L’HIV potrebbe effettivamente partecipare allo sviluppo dell’RCC mediante un gene, il gene VHL. Questo gene, localizzato nel cromosoma 3p, è un gene soppressore del tumore che svolge un ruolo importante nello sviluppo dell’RCC. VHL non è solo il gene più frequentemente studiato, ma ha anche la più alta prevalenza di mutazioni, pari al 64%. Il VHL mutante non ha la capacità di colpire il fattore inducibile dall’ipossia (HIF) coinvolto nell’angiogenesi e nella mitogenesi per la distruzione da parte della via ubiquitina-proteasoma del complesso pVHL-E3 ligasi. È interessante notare che la stabilizzazione e l’aumento della trascrizione e dell’espressione di HIF-1 sono chiaramente influenzati dai virus oncogeni umani interrompendo la degradazione di HIF-1. Inoltre, uno studio ha indicato che un corretto pVHL ha aumentato la replicazione dell’HIV-1 e l’espressione genica. I ricercatori hanno anche scoperto che il percorso di degradazione mediato da Cul2/VHL ha promosso la stabilizzazione dell’integrasi (un enzima chiave nel processo di integrazione dell’HIV) nelle cellule RCC4. Si ipotizza inoltre che, nei pazienti con carcinoma renale con mutazione del gene VHL, la replicazione dell’HIV possa, in una certa misura, essere influenzata da una riduzione dell’espressione di pVHL in vivo. Questo potrebbe diventare un nuovo obiettivo del trattamento per ridurre l’HIV.

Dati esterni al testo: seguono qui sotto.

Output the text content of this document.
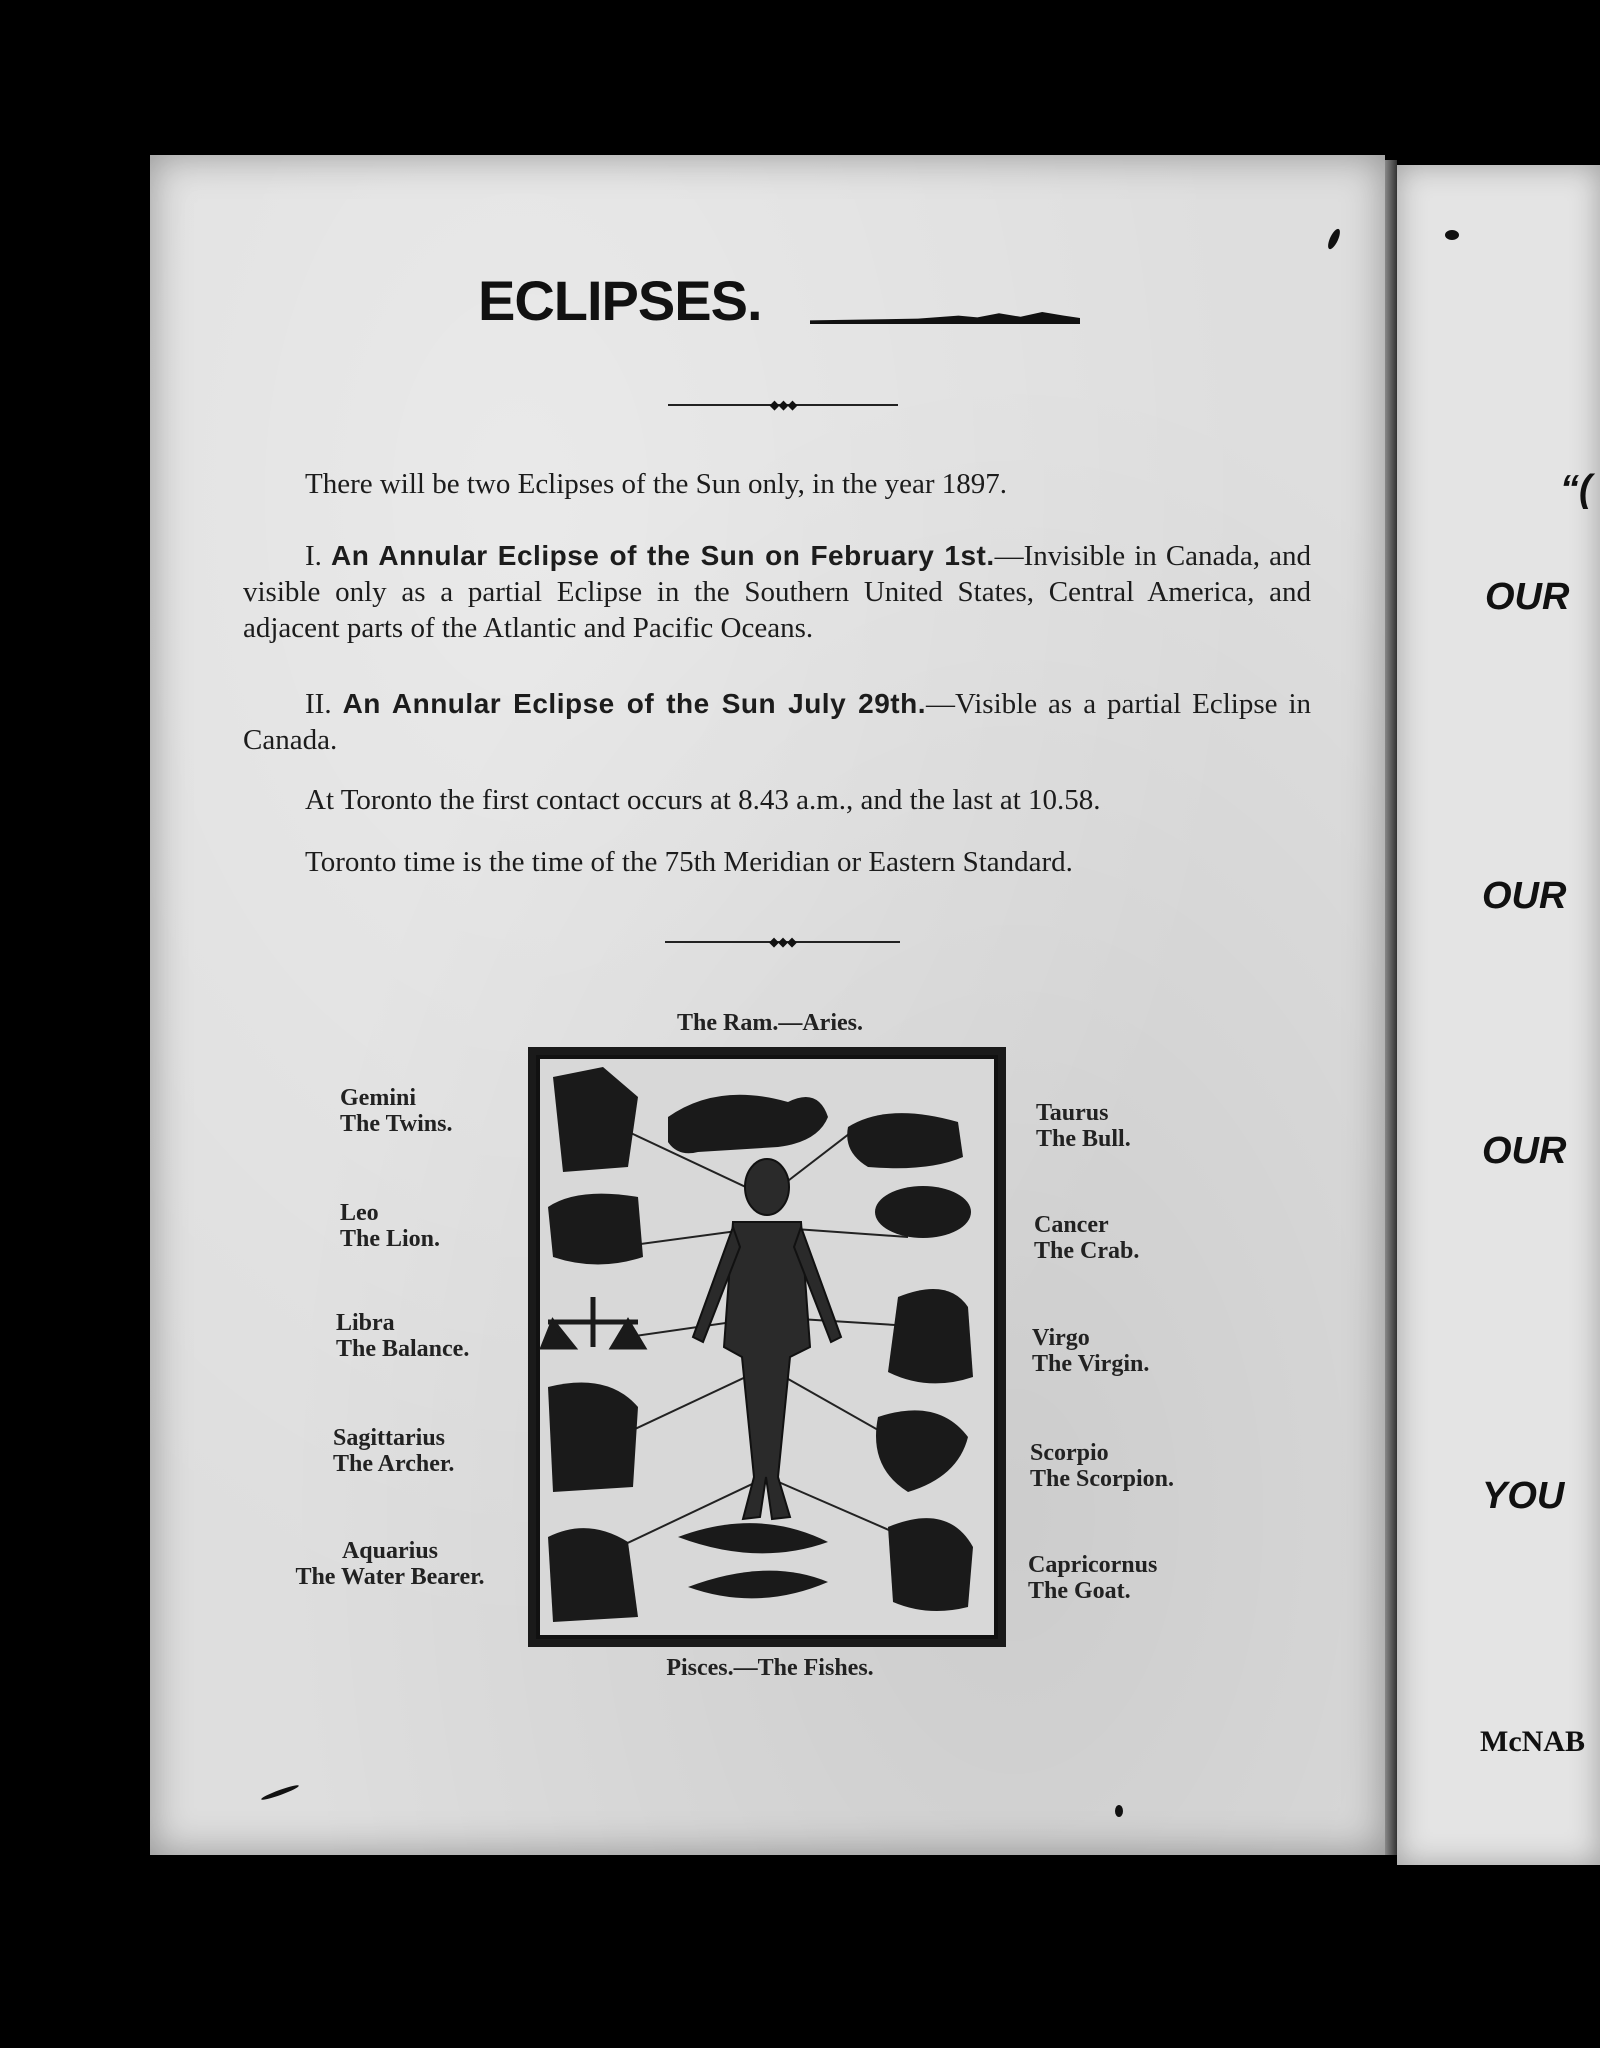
ECLIPSES.
◆◆◆
There will be two Eclipses of the Sun only, in the year 1897.
I. An Annular Eclipse of the Sun on February 1st.—Invisible in Canada, and visible only as a partial Eclipse in the Southern United States, Central America, and adjacent parts of the Atlantic and Pacific Oceans.
II. An Annular Eclipse of the Sun July 29th.—Visible as a partial Eclipse in Canada.
At Toronto the first contact occurs at 8.43 a.m., and the last at 10.58.
Toronto time is the time of the 75th Meridian or Eastern Standard.
◆◆◆
The Ram.—Aries.
Pisces.—The Fishes.
Gemini
The Twins.
Leo
The Lion.
Libra
The Balance.
Sagittarius
The Archer.
Aquarius
The Water Bearer.
Taurus
The Bull.
Cancer
The Crab.
Virgo
The Virgin.
Scorpio
The Scorpion.
Capricornus
The Goat.
“(
OUR
OUR
OUR
YOU
McNAB
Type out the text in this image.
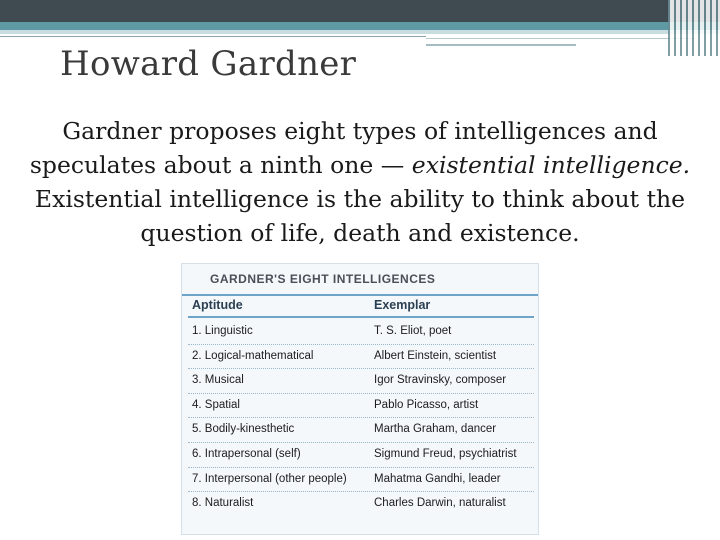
Howard Gardner
Gardner proposes eight types of intelligences and speculates about a ninth one — existential intelligence. Existential intelligence is the ability to think about the question of life, death and existence.
GARDNER'S EIGHT INTELLIGENCES
Aptitude	Exemplar
1. Linguistic	T. S. Eliot, poet
2. Logical-mathematical	Albert Einstein, scientist
3. Musical	Igor Stravinsky, composer
4. Spatial	Pablo Picasso, artist
5. Bodily-kinesthetic	Martha Graham, dancer
6. Intrapersonal (self)	Sigmund Freud, psychiatrist
7. Interpersonal (other people) Mahatma Gandhi, leader
8. Naturalist	Charles Darwin, naturalist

Gli approcci terapeutici sembrano essere gli stessi per i pazienti affetti da RCC sieropositivi e non infetti da HIV con una terapia talvolta bidirezionale. Si è visto infatti che l’utilizzo di pembrolizumab, un inibitore del check point immunitario PD-1, non solo funge da bersaglio terapeutico per RCC, ma svolge anche un ruolo nella lotta dell’organismo contro l’HIV. Gli studi hanno dimostrato che l’espressione e l’esaurimento del PD-1 si verificano nelle cellule T CD4+ e CD8+ specifiche dell’HIV e che l’espressione del PD-1 è associata alla carica virale, alla conta delle cellule T CD4+ e alla funzione citotossica delle cellule T CD8+. Questa espressione di PD-1 e la deplezione delle cellule T possono essere ridotte dall’ART ma non ai livelli preinfezione da HIV. Pertanto, l’ART non deve essere interrotta durante il trattamento del RCC. Più recentemente è stato notato che l’attività delle cellule T CD8+ può essere ripristinata prendendo di mira insieme le vie di segnalazione dell’adenosina e del PD-1. Ulteriori studi hanno rivelato che il targeting sia del percorso CD39/adenosina che del PD-1 ha migliorato l’efficacia antivirale delle cellule T CD8+ rispetto al targeting di un solo percorso del checkpoint immunitario, che può essere una potenziale strategia per il trattamento dell’HIV. Allo stesso modo, altri checkpoint immunitari possono svolgere un ruolo importante durante l’infezione da HIV, come CTLA-4, TIM-3, TIGIT e LAG-3, che sono tutti associati a cambiamenti in alcuni indicatori del paziente durante l’infezione da HIV. In conclusione, sebbene siano necessari ulteriori studi, gli inibitori PD-1 hanno un grande potenziale nella gestione dell’RCC e allo stesso tempo modulano la potenziale immunosoppressione nella PLWH.